For Duke, it’s about bringing more renewable energy into the mix when the returns justify it, which appears to be happening with greater frequency. Duke invested $500 million in renewable energy in 2012 and says it has pumped $2.5 billion into renewables since 2007. The purchase of SolarWorld’s Highlander 1 and 2 – arrays in close proximity near the Joshua Tree National Park in Southern California that will be run as a single operation – brings Duke’s solar capacity to more than 100 megawatts at 15 plants. Neither company divulged the terms of the deal.
“Highlander will be the company’s largest commercial solar farm in the nation,” Duke Energy Renewables President Greg Wolf said in a statement. “It enlarges our footprint in a key U.S. renewables market while delivering affordable, zero-emission solar power to help the state’s customers meet their renewable energy goals.”
Like all solar manufacturers, SolarWorld has struggled in the past couple of years in an environment of overcapacity and falling module prices. (News reports have suggested the German company, which has a large, fully integrated manufacturing plant outside Portland, Ore., might be on the brink of collapse, but SolarWorld officials say that’s a misreading of their proactive work to address debt issues.)

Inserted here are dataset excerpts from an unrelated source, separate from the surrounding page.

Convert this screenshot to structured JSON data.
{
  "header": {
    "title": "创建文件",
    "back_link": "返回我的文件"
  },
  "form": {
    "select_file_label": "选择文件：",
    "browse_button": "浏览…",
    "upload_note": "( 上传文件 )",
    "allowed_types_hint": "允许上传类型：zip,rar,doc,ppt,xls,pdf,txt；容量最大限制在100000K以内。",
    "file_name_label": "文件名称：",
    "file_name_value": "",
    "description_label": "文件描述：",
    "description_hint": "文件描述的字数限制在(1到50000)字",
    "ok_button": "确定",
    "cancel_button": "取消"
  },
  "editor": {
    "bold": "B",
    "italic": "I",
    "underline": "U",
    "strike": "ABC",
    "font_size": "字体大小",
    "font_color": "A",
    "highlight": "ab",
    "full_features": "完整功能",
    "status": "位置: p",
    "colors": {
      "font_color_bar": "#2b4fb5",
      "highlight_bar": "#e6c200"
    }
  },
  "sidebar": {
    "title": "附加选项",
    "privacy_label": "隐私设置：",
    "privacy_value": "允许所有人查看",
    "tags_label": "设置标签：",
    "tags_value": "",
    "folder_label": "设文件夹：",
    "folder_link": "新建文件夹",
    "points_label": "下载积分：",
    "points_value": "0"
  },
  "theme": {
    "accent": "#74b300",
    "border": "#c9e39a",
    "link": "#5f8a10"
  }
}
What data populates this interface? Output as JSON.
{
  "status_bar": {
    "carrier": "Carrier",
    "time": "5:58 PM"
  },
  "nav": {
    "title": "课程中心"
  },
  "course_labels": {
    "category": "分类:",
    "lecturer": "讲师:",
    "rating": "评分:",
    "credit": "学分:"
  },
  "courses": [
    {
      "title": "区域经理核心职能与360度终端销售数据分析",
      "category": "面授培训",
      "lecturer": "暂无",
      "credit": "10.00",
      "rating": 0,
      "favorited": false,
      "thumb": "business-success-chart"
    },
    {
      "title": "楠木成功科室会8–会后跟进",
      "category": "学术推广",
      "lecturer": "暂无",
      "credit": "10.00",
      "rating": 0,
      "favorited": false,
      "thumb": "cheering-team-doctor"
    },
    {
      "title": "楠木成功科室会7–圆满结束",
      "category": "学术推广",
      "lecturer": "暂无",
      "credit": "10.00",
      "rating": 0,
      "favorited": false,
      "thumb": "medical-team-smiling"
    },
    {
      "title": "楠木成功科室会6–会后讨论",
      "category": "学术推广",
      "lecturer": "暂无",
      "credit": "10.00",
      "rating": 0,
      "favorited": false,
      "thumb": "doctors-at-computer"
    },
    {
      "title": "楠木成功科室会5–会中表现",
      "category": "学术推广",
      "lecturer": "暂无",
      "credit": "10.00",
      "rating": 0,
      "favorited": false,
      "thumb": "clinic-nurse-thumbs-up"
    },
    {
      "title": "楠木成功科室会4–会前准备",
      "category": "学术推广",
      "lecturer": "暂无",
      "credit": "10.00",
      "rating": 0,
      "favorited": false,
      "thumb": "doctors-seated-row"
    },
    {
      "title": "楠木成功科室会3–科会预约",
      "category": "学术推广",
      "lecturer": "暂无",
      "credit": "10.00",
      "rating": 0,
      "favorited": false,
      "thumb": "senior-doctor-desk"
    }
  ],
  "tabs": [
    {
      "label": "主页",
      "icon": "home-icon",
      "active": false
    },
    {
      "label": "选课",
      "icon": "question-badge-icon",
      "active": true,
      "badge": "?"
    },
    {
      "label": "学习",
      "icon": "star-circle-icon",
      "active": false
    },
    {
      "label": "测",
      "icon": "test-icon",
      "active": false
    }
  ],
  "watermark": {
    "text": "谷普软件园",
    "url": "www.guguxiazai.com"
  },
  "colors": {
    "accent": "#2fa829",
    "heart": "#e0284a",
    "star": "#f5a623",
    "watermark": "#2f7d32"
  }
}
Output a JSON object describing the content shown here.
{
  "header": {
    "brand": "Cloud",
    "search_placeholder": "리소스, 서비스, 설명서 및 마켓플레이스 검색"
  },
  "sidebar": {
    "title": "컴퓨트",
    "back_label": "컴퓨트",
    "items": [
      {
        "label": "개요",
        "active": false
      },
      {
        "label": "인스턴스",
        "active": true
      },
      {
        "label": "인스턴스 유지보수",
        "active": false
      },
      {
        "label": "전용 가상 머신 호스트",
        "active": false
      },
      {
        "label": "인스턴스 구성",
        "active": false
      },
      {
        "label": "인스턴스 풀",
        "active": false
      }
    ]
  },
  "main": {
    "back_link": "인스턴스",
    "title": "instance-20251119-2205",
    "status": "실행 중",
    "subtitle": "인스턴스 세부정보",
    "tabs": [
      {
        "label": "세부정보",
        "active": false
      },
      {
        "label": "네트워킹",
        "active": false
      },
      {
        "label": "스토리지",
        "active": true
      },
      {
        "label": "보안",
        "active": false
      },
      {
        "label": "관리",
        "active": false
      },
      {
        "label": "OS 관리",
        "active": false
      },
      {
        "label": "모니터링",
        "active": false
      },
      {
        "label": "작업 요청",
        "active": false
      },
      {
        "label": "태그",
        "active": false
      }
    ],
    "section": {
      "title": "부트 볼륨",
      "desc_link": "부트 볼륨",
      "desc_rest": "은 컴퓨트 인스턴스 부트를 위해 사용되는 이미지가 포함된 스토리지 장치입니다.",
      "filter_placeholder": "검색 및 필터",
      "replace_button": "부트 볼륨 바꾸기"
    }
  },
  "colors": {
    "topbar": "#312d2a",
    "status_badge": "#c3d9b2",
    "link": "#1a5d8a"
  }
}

SolarWorld said Duke’s purchase of Highlander 1 and 2, which SolarWorld developed from purchasing the land all the way through to building the project, “underscores our position as a premier developer of large-scale solar projects.”
SolarWorld said the project puts to use 100,188 SolarWorld Sunmodule solar panels “manufactured in the company’s Hillsboro, Ore., factory and mounted on SolarWorld’s Suntrac single-axis trackers.”
Southern California Edison will purchase the energy produced by the power plant, which is expected to begin operations in the next few months, under a 20-year deal.